The exchange had been conducting a public sale of its native token, MERL, when the attack took place. According to a statement from the Merlin team, the attacker exploited a vulnerability in the contract for the MERL token, allowing them to mint and sell a large number of tokens for a minimal cost. The team claims that the attack was the result of a "complex and sophisticated" exploit that took advantage of a combination of vulnerabilities in the contract.
The Merlin team has since paused trading and withdrawals on the exchange and has launched an investigation into the incident. The team has also pledged to compensate affected users for their losses.
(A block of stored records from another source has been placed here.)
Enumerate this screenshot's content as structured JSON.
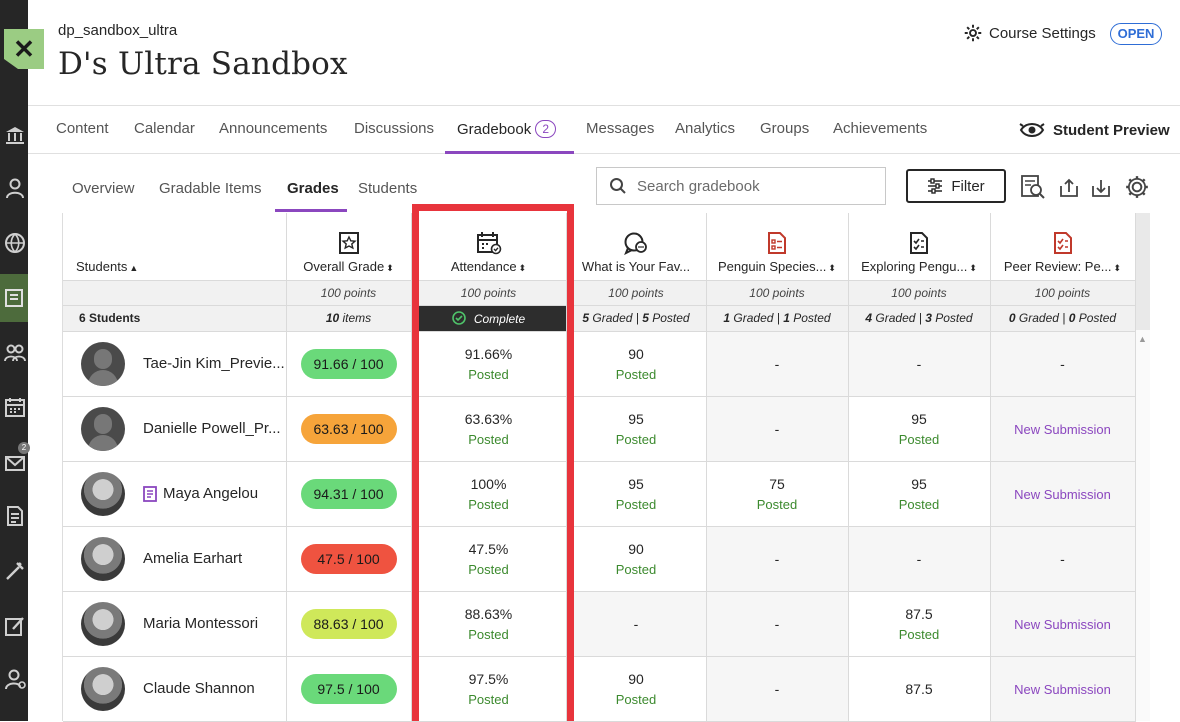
{
  "course": {
    "id": "dp_sandbox_ultra",
    "title": "D's Ultra Sandbox",
    "settings_label": "Course Settings",
    "status_badge": "OPEN"
  },
  "close_label": "✕",
  "top_nav": {
    "tabs": [
      "Content",
      "Calendar",
      "Announcements",
      "Discussions",
      "Gradebook",
      "Messages",
      "Analytics",
      "Groups",
      "Achievements"
    ],
    "gradebook_badge": "2",
    "student_preview": "Student Preview"
  },
  "left_rail": {
    "messages_badge": "2"
  },
  "sub_nav": {
    "tabs": [
      "Overview",
      "Gradable Items",
      "Grades",
      "Students"
    ]
  },
  "search": {
    "placeholder": "Search gradebook"
  },
  "filter_label": "Filter",
  "grid": {
    "columns": [
      {
        "label": "Students",
        "points": "",
        "stats": "6 Students",
        "icon": "none"
      },
      {
        "label": "Overall Grade",
        "points": "100 points",
        "stats_b1": "10",
        "stats_t1": " items",
        "icon": "overall-grade-icon"
      },
      {
        "label": "Attendance",
        "points": "100 points",
        "stats": "Complete",
        "icon": "attendance-icon"
      },
      {
        "label": "What is Your Fav...",
        "points": "100 points",
        "stats_b1": "5",
        "stats_t1": " Graded | ",
        "stats_b2": "5",
        "stats_t2": " Posted",
        "icon": "discussion-icon"
      },
      {
        "label": "Penguin Species...",
        "points": "100 points",
        "stats_b1": "1",
        "stats_t1": " Graded | ",
        "stats_b2": "1",
        "stats_t2": " Posted",
        "icon": "assignment-icon"
      },
      {
        "label": "Exploring Pengu...",
        "points": "100 points",
        "stats_b1": "4",
        "stats_t1": " Graded | ",
        "stats_b2": "3",
        "stats_t2": " Posted",
        "icon": "test-icon"
      },
      {
        "label": "Peer Review: Pe...",
        "points": "100 points",
        "stats_b1": "0",
        "stats_t1": " Graded | ",
        "stats_b2": "0",
        "stats_t2": " Posted",
        "icon": "peer-review-icon"
      }
    ],
    "rows": [
      {
        "name": "Tae-Jin Kim_Previe...",
        "overall": "91.66 / 100",
        "overall_color": "#6ad97a",
        "attendance": "91.66%",
        "att_status": "Posted",
        "fav": "90",
        "fav_status": "Posted",
        "species": "-",
        "exploring": "-",
        "exploring_status": "",
        "peer": "-"
      },
      {
        "name": "Danielle Powell_Pr...",
        "overall": "63.63 / 100",
        "overall_color": "#f6a43a",
        "attendance": "63.63%",
        "att_status": "Posted",
        "fav": "95",
        "fav_status": "Posted",
        "species": "-",
        "exploring": "95",
        "exploring_status": "Posted",
        "peer": "New Submission"
      },
      {
        "name": "Maya Angelou",
        "overall": "94.31 / 100",
        "overall_color": "#6ad97a",
        "attendance": "100%",
        "att_status": "Posted",
        "fav": "95",
        "fav_status": "Posted",
        "species": "75",
        "species_status": "Posted",
        "exploring": "95",
        "exploring_status": "Posted",
        "peer": "New Submission"
      },
      {
        "name": "Amelia Earhart",
        "overall": "47.5 / 100",
        "overall_color": "#ef5340",
        "attendance": "47.5%",
        "att_status": "Posted",
        "fav": "90",
        "fav_status": "Posted",
        "species": "-",
        "exploring": "-",
        "exploring_status": "",
        "peer": "-"
      },
      {
        "name": "Maria Montessori",
        "overall": "88.63 / 100",
        "overall_color": "#cfe85a",
        "attendance": "88.63%",
        "att_status": "Posted",
        "fav": "-",
        "fav_status": "",
        "species": "-",
        "exploring": "87.5",
        "exploring_status": "Posted",
        "peer": "New Submission"
      },
      {
        "name": "Claude Shannon",
        "overall": "97.5 / 100",
        "overall_color": "#6ad97a",
        "attendance": "97.5%",
        "att_status": "Posted",
        "fav": "90",
        "fav_status": "Posted",
        "species": "-",
        "exploring": "87.5",
        "exploring_status": "",
        "peer": "New Submission"
      }
    ]
  },
  "colors": {
    "accent": "#8b47bf",
    "highlight_frame": "#e8343c",
    "posted": "#3c8a2e",
    "link_blue": "#2e6dd6"
  }
}
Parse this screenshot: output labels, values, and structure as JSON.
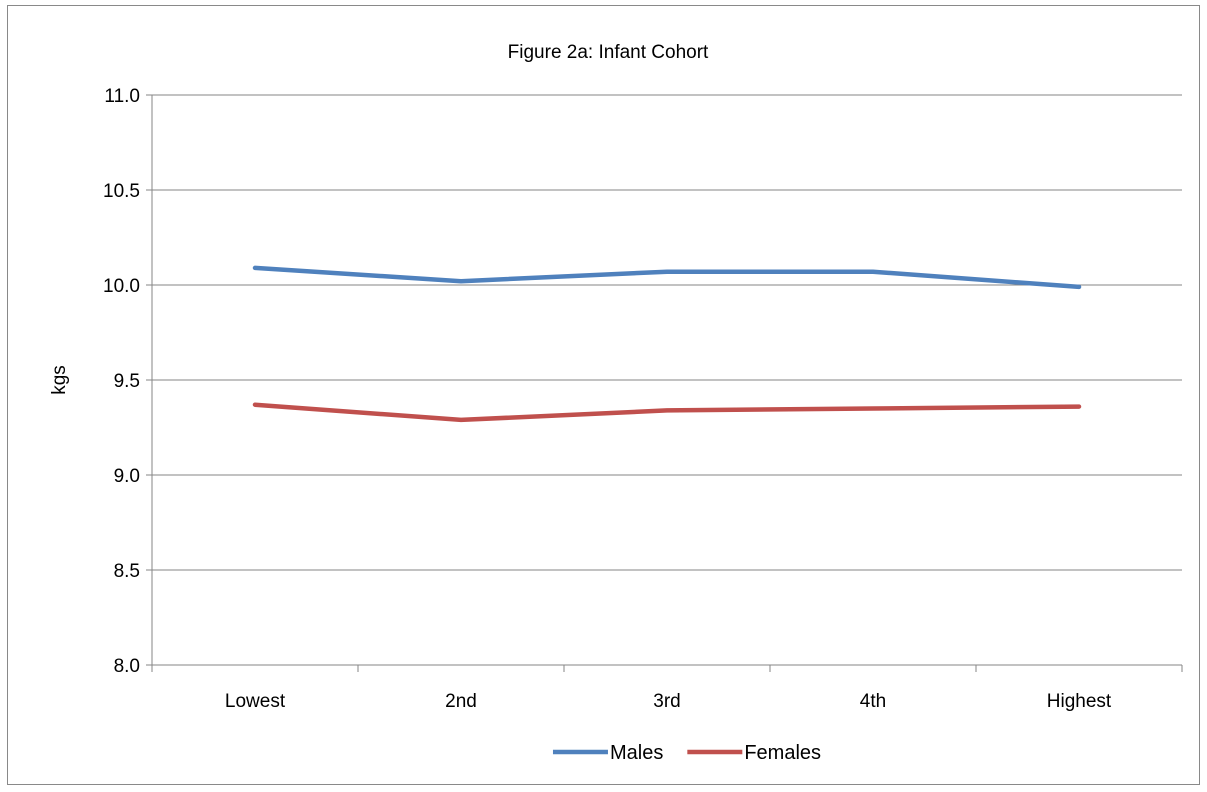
{
  "chart_data": {
    "type": "line",
    "title": "Figure 2a: Infant Cohort",
    "xlabel": "",
    "ylabel": "kgs",
    "categories": [
      "Lowest",
      "2nd",
      "3rd",
      "4th",
      "Highest"
    ],
    "ylim": [
      8.0,
      11.0
    ],
    "yticks": [
      "8.0",
      "8.5",
      "9.0",
      "9.5",
      "10.0",
      "10.5",
      "11.0"
    ],
    "grid": true,
    "legend_position": "bottom",
    "series": [
      {
        "name": "Males",
        "color": "#4F81BD",
        "values": [
          10.09,
          10.02,
          10.07,
          10.07,
          9.99
        ]
      },
      {
        "name": "Females",
        "color": "#C0504D",
        "values": [
          9.37,
          9.29,
          9.34,
          9.35,
          9.36
        ]
      }
    ]
  }
}
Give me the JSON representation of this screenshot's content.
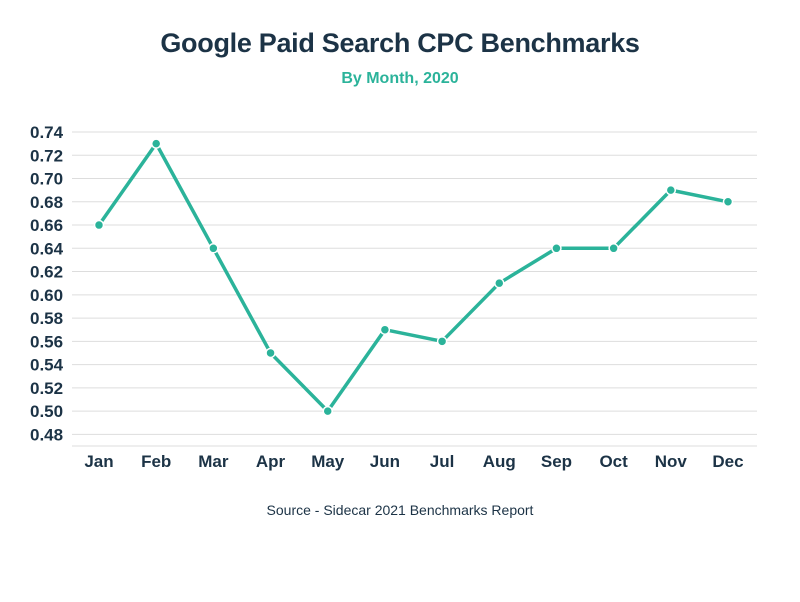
{
  "header": {
    "title": "Google Paid Search CPC Benchmarks",
    "subtitle": "By Month, 2020"
  },
  "footer": {
    "source": "Source - Sidecar 2021 Benchmarks Report"
  },
  "colors": {
    "line": "#2bb39a",
    "title": "#1c3346",
    "grid": "#dddddd"
  },
  "chart_data": {
    "type": "line",
    "title": "Google Paid Search CPC Benchmarks",
    "subtitle": "By Month, 2020",
    "xlabel": "",
    "ylabel": "",
    "categories": [
      "Jan",
      "Feb",
      "Mar",
      "Apr",
      "May",
      "Jun",
      "Jul",
      "Aug",
      "Sep",
      "Oct",
      "Nov",
      "Dec"
    ],
    "series": [
      {
        "values": [
          0.66,
          0.73,
          0.64,
          0.55,
          0.5,
          0.57,
          0.56,
          0.61,
          0.64,
          0.64,
          0.69,
          0.68
        ]
      }
    ],
    "ylim": [
      0.47,
      0.74
    ],
    "yticks": [
      "0.74",
      "0.72",
      "0.70",
      "0.68",
      "0.66",
      "0.64",
      "0.62",
      "0.60",
      "0.58",
      "0.56",
      "0.54",
      "0.52",
      "0.50",
      "0.48"
    ],
    "grid": true,
    "legend": "none"
  }
}
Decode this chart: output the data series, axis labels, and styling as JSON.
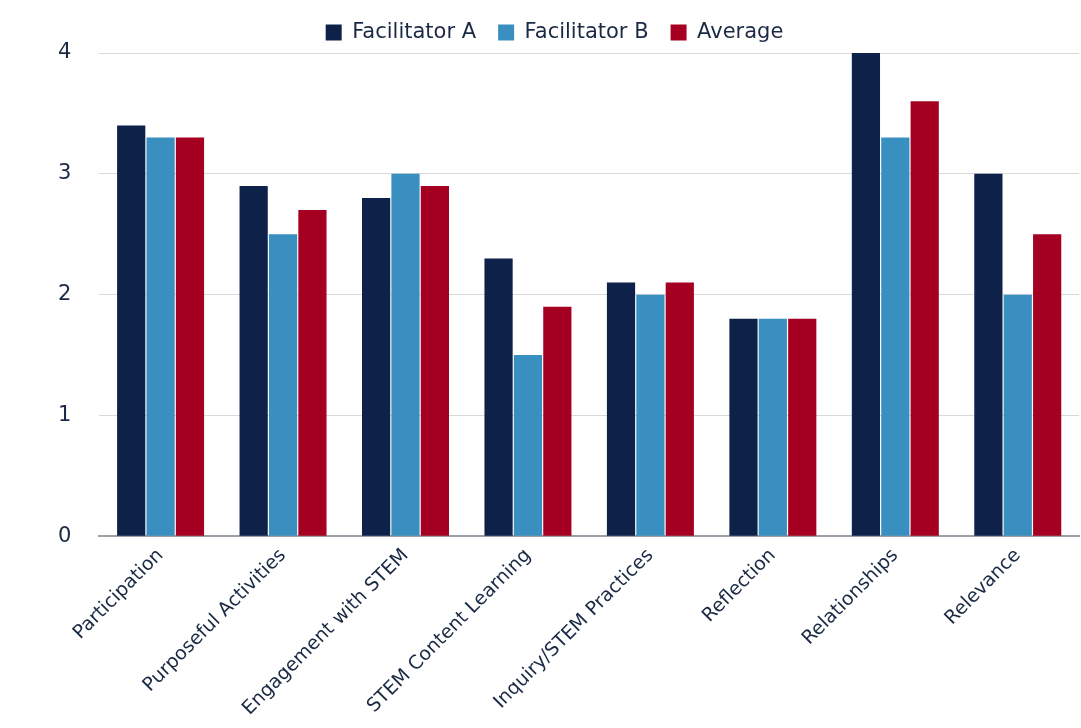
{
  "chart_data": {
    "type": "bar",
    "categories": [
      "Participation",
      "Purposeful Activities",
      "Engagement with STEM",
      "STEM Content Learning",
      "Inquiry/STEM Practices",
      "Reflection",
      "Relationships",
      "Relevance"
    ],
    "series": [
      {
        "name": "Facilitator A",
        "color": "#0d2149",
        "values": [
          3.4,
          2.9,
          2.8,
          2.3,
          2.1,
          1.8,
          4.0,
          3.0
        ]
      },
      {
        "name": "Facilitator B",
        "color": "#3a8fc1",
        "values": [
          3.3,
          2.5,
          3.0,
          1.5,
          2.0,
          1.8,
          3.3,
          2.0
        ]
      },
      {
        "name": "Average",
        "color": "#a50021",
        "values": [
          3.3,
          2.7,
          2.9,
          1.9,
          2.1,
          1.8,
          3.6,
          2.5
        ]
      }
    ],
    "ylim": [
      0,
      4
    ],
    "yticks": [
      0,
      1,
      2,
      3,
      4
    ],
    "grid": "y",
    "legend": "top"
  }
}
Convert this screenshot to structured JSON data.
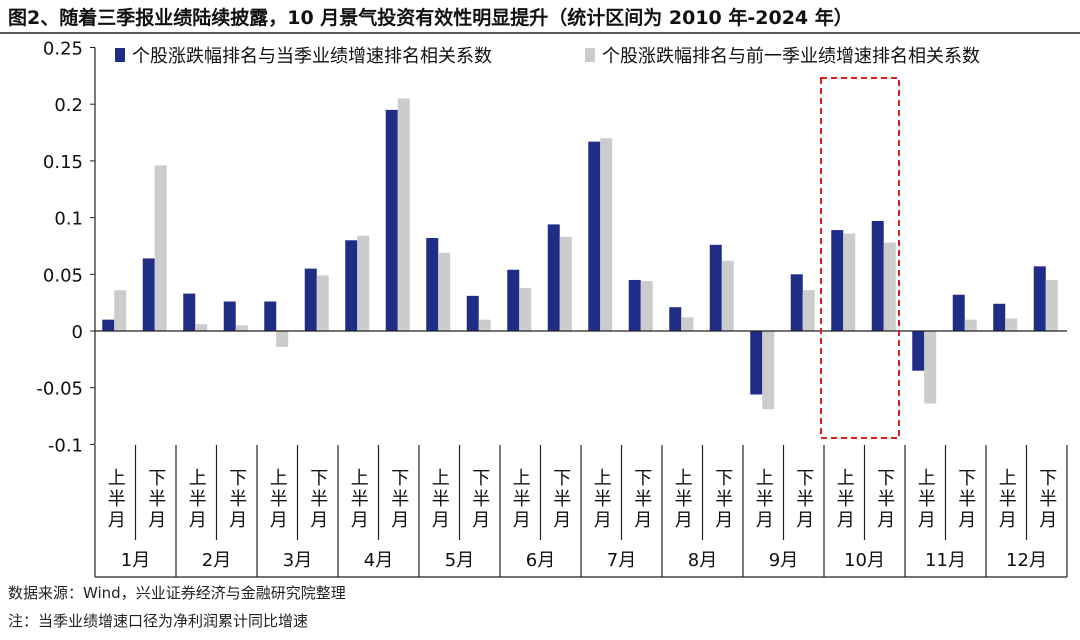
{
  "title": "图2、随着三季报业绩陆续披露，10 月景气投资有效性明显提升（统计区间为 2010 年-2024 年）",
  "source": "数据来源：Wind，兴业证券经济与金融研究院整理",
  "note": "注：当季业绩增速口径为净利润累计同比增速",
  "chart_data": {
    "type": "bar",
    "ylim": [
      -0.1,
      0.25
    ],
    "yticks": [
      "0.25",
      "0.2",
      "0.15",
      "0.1",
      "0.05",
      "0",
      "-0.05",
      "-0.1"
    ],
    "ytick_values": [
      0.25,
      0.2,
      0.15,
      0.1,
      0.05,
      0,
      -0.05,
      -0.1
    ],
    "grid": false,
    "legend_position": "top",
    "months": [
      "1月",
      "2月",
      "3月",
      "4月",
      "5月",
      "6月",
      "7月",
      "8月",
      "9月",
      "10月",
      "11月",
      "12月"
    ],
    "halves": [
      "上半月",
      "下半月"
    ],
    "highlight": "10月",
    "series": [
      {
        "name": "个股涨跌幅排名与当季业绩增速排名相关系数",
        "color": "#1f2d86",
        "values": [
          0.01,
          0.064,
          0.033,
          0.026,
          0.026,
          0.055,
          0.08,
          0.195,
          0.082,
          0.031,
          0.054,
          0.094,
          0.167,
          0.045,
          0.021,
          0.076,
          -0.056,
          0.05,
          0.089,
          0.097,
          -0.035,
          0.032,
          0.024,
          0.057
        ]
      },
      {
        "name": "个股涨跌幅排名与前一季业绩增速排名相关系数",
        "color": "#cccccc",
        "values": [
          0.036,
          0.146,
          0.006,
          0.005,
          -0.014,
          0.049,
          0.084,
          0.205,
          0.069,
          0.01,
          0.038,
          0.083,
          0.17,
          0.044,
          0.012,
          0.062,
          -0.069,
          0.036,
          0.086,
          0.078,
          -0.064,
          0.01,
          0.011,
          0.045
        ]
      }
    ],
    "highlight_color": "#e02020"
  }
}
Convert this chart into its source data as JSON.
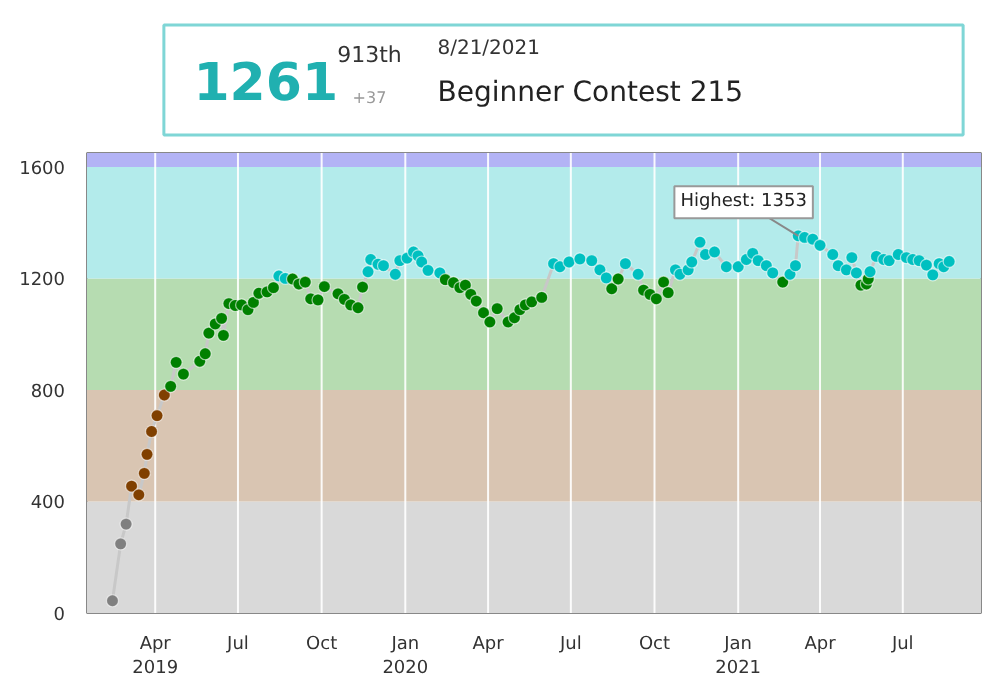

The incident highlights the risks associated with investing in decentralized finance (DeFi) projects. While DeFi offers a range of benefits, including increased transparency and accessibility, it also comes with significant risks, including smart contract vulnerabilities and the potential for hacks and exploits.
The incident also underscores the importance of security audits for DeFi projects. While audits can help to identify vulnerabilities and mitigate risks, they are not foolproof, and attackers can still find ways to exploit even audited contracts.
The Merlin team has emphasized that they are taking the incident seriously and are committed to addressing the issue and compensating affected users. The team has also announced plans to implement additional security measures, including a bug bounty program and improved monitoring and detection systems.
The incident is a reminder of the need for investors and users to exercise caution when participating in DeFi projects. While the potential rewards can be significant, the risks can also be high, and investors should conduct their due diligence and carefully assess the risks before investing in any DeFi project.
Overall, the incident is a setback for the Merlin team and the wider DeFi ecosystem. However, it also highlights the need for continued investment in security and the importance of transparency and communication in addressing incidents like these. As the DeFi ecosystem continues to grow and mature, it is likely that incidents like this will become less common, but the risks will always remain, and investors and users must remain vigilant.